SWITZERLAND, NOVEMBER 26 -In the aftermath of accusation of $21 million fraud and money laundering against Air Peace CEO, Allen Onyema by the United States government, the airline boss has explained how he got the money to set up the business.
In a chat with a popular Nigerian outfit, Onyema briefly addressed how he raised funds to start Air Peace in an April 2017 interview with City People, an entertainment weekly based in Lagos.
In the interview, Mr Onyema expressed his ‘irritation’ about a perennial rumour that he had been fronting for Patience Jonathan in operating Air Peace, saying he had “never met” the former Nigerian First Lady in his life.
He said he grew up in Warri, but moved to Lagos shortly after graduating from the University of Ibadan and becoming a lawyer in 1989. When he moved to Lagos in 1990, he initially joined a law firm, where he worked for a few years before going into real estate.
It was in real estate that he said he became fortunate from selling lands in Lekki and other priced areas in the Nigerian commercial capital.
“By 2008, I was receiving about 18 per cent interest on my deposits.

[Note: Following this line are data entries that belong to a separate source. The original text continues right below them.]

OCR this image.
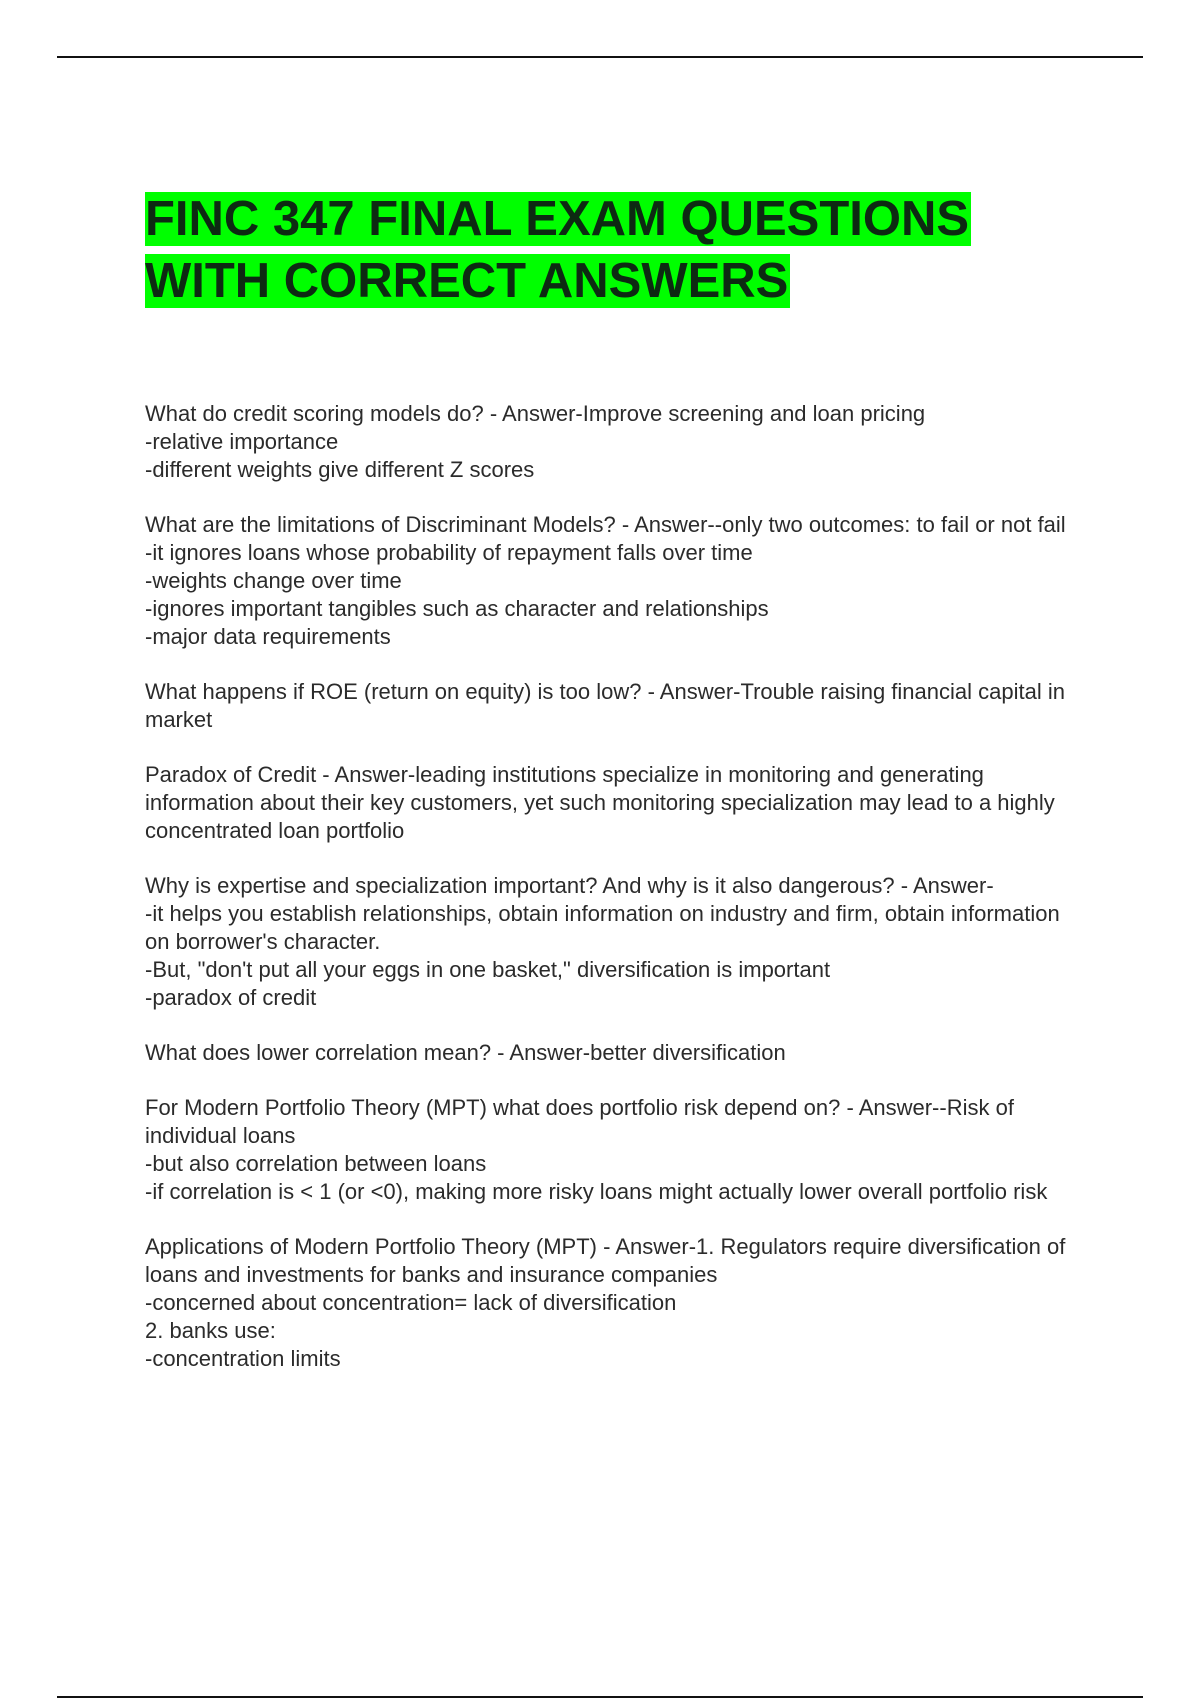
FINC 347 FINAL EXAM QUESTIONS
WITH CORRECT ANSWERS

What do credit scoring models do? - Answer-Improve screening and loan pricing
-relative importance
-different weights give different Z scores

What are the limitations of Discriminant Models? - Answer--only two outcomes: to fail or not fail
-it ignores loans whose probability of repayment falls over time
-weights change over time
-ignores important tangibles such as character and relationships
-major data requirements

What happens if ROE (return on equity) is too low? - Answer-Trouble raising financial capital in market

Paradox of Credit - Answer-leading institutions specialize in monitoring and generating information about their key customers, yet such monitoring specialization may lead to a highly concentrated loan portfolio

Why is expertise and specialization important? And why is it also dangerous? - Answer-
-it helps you establish relationships, obtain information on industry and firm, obtain information on borrower's character.
-But, "don't put all your eggs in one basket," diversification is important
-paradox of credit

What does lower correlation mean? - Answer-better diversification

For Modern Portfolio Theory (MPT) what does portfolio risk depend on? - Answer--Risk of individual loans
-but also correlation between loans
-if correlation is < 1 (or <0), making more risky loans might actually lower overall portfolio risk

Applications of Modern Portfolio Theory (MPT) - Answer-1. Regulators require diversification of loans and investments for banks and insurance companies
-concerned about concentration= lack of diversification
2. banks use:
-concentration limits
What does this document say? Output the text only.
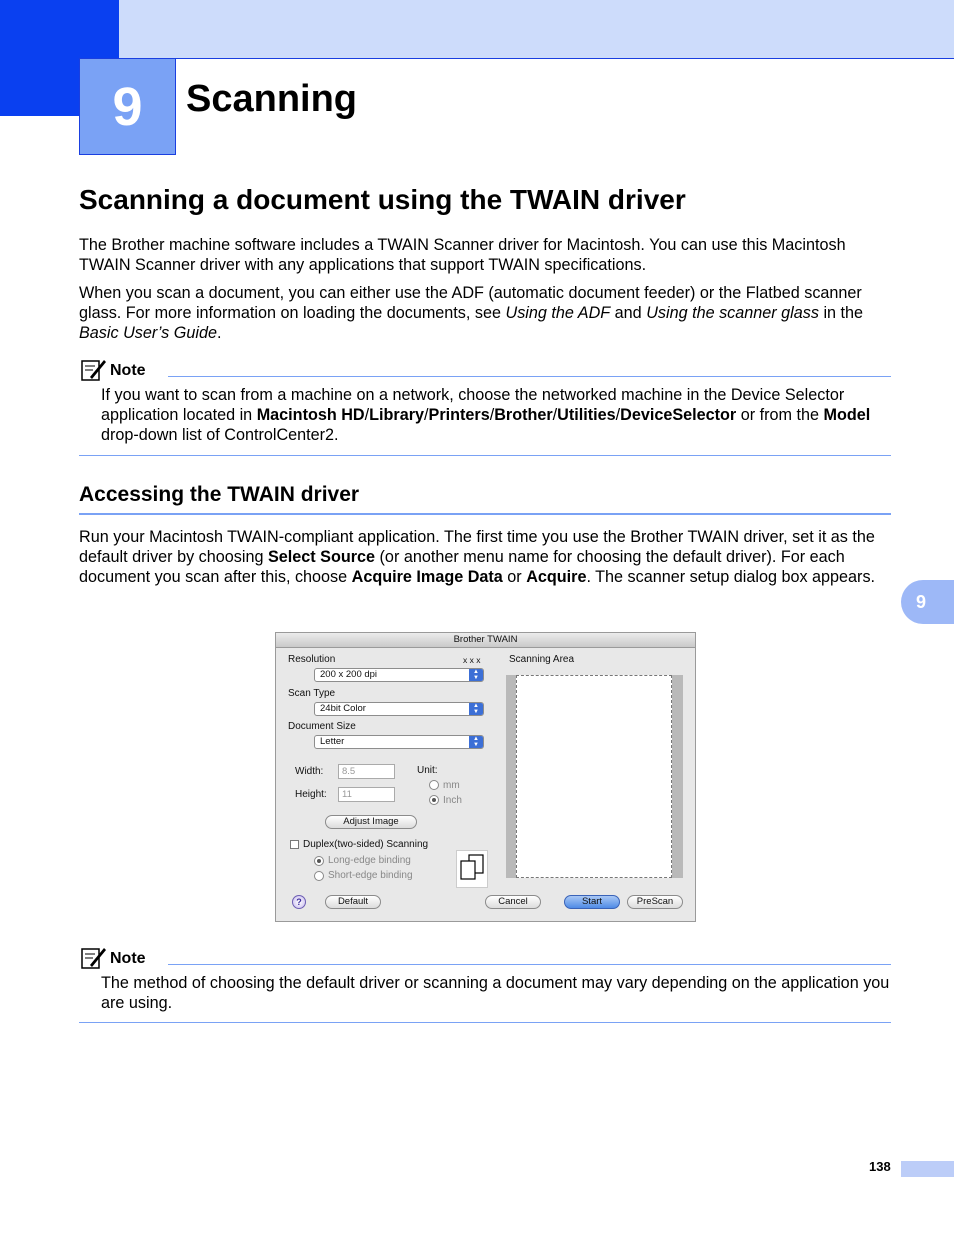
9	Scanning
Scanning a document using the TWAIN driver
The Brother machine software includes a TWAIN Scanner driver for Macintosh. You can use this Macintosh TWAIN Scanner driver with any applications that support TWAIN specifications.
When you scan a document, you can either use the ADF (automatic document feeder) or the Flatbed scanner glass. For more information on loading the documents, see Using the ADF and Using the scanner glass in the Basic User’s Guide.
Note
If you want to scan from a machine on a network, choose the networked machine in the Device Selector application located in Macintosh HD/Library/Printers/Brother/Utilities/DeviceSelector or from the Model drop-down list of ControlCenter2.
Accessing the TWAIN driver
Run your Macintosh TWAIN-compliant application. The first time you use the Brother TWAIN driver, set it as the default driver by choosing Select Source (or another menu name for choosing the default driver). For each document you scan after this, choose Acquire Image Data or Acquire. The scanner setup dialog box appears.
9
Brother TWAIN
Resolution	x x x
200 x 200 dpi	▲
▼
Scan Type
24bit Color	▲
▼
Document Size
Letter	▲
▼
Width:	8.5
Height:	11
Unit:
mm
Inch
Adjust Image
Duplex(two-sided) Scanning
Long-edge binding
Short-edge binding
Scanning Area
?	Default	Cancel	Start	PreScan
Note
The method of choosing the default driver or scanning a document may vary depending on the application you are using.
138
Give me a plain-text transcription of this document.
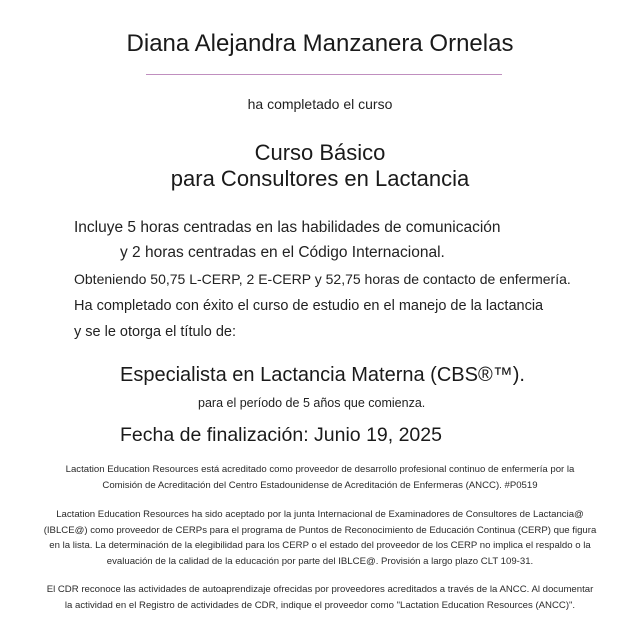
Diana Alejandra Manzanera Ornelas
ha completado el curso
Curso Básico
para Consultores en Lactancia
Incluye 5 horas centradas en las habilidades de comunicación
y 2 horas centradas en el Código Internacional.
Obteniendo 50,75 L-CERP, 2 E-CERP y 52,75 horas de contacto de enfermería.
Ha completado con éxito el curso de estudio en el manejo de la lactancia
y se le otorga el título de:
Especialista en Lactancia Materna (CBS®™).
para el período de 5 años que comienza.
Fecha de finalización: Junio 19, 2025
Lactation Education Resources está acreditado como proveedor de desarrollo profesional continuo de enfermería por la
Comisión de Acreditación del Centro Estadounidense de Acreditación de Enfermeras (ANCC). #P0519
Lactation Education Resources ha sido aceptado por la junta Internacional de Examinadores de Consultores de Lactancia@
(IBLCE@) como proveedor de CERPs para el programa de Puntos de Reconocimiento de Educación Continua (CERP) que figura
en la lista. La determinación de la elegibilidad para los CERP o el estado del proveedor de los CERP no implica el respaldo o la
evaluación de la calidad de la educación por parte del IBLCE@. Provisión a largo plazo CLT 109-31.
El CDR reconoce las actividades de autoaprendizaje ofrecidas por proveedores acreditados a través de la ANCC. Al documentar
la actividad en el Registro de actividades de CDR, indique el proveedor como "Lactation Education Resources (ANCC)".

I was building estates from interest alone,” he told City People.
He said it was in 2008 that he discussed launching Air Peace with his wife, and getting a licence for the airline took several years with exhaustive efforts.
“I brought my finances into it (Air Peace) while getting support from the banks too,” Mr Onyema told the magazine.
“When I had gone halfway with the acquisition of my aircraft, I discovered that it was more than I thought. So I borrowed money from the banks.
“Fidelity Bank is there for anyone who cares to see. I pay the bank daily from sales. It is automatic,” Mr Onyema said.
Since then, Mr Onyema said Air Peace has become so successful that commercial banks can no longer pass on any opportunity to do business with it, even as he emphasised that the company was whole owned by him.
“I have integrity and every bank that knows my pedigree like Fidelity would readily do business with me,” Mr Onyema said. “I equally borrowed from Zenith but not as much as I did with Fidelity. This is how I set up my airline. For the record, I own Air Peace 100 per cent.”
In another interview last October, Mr Onyema said Air Peace had a staff strength of 3,000, out of which about 2,000 are women. He spoke glowingly of the dedication of women on his staff, especially top officials like Ms Eghagha whose intelligence and energy he said keep the company flourishing.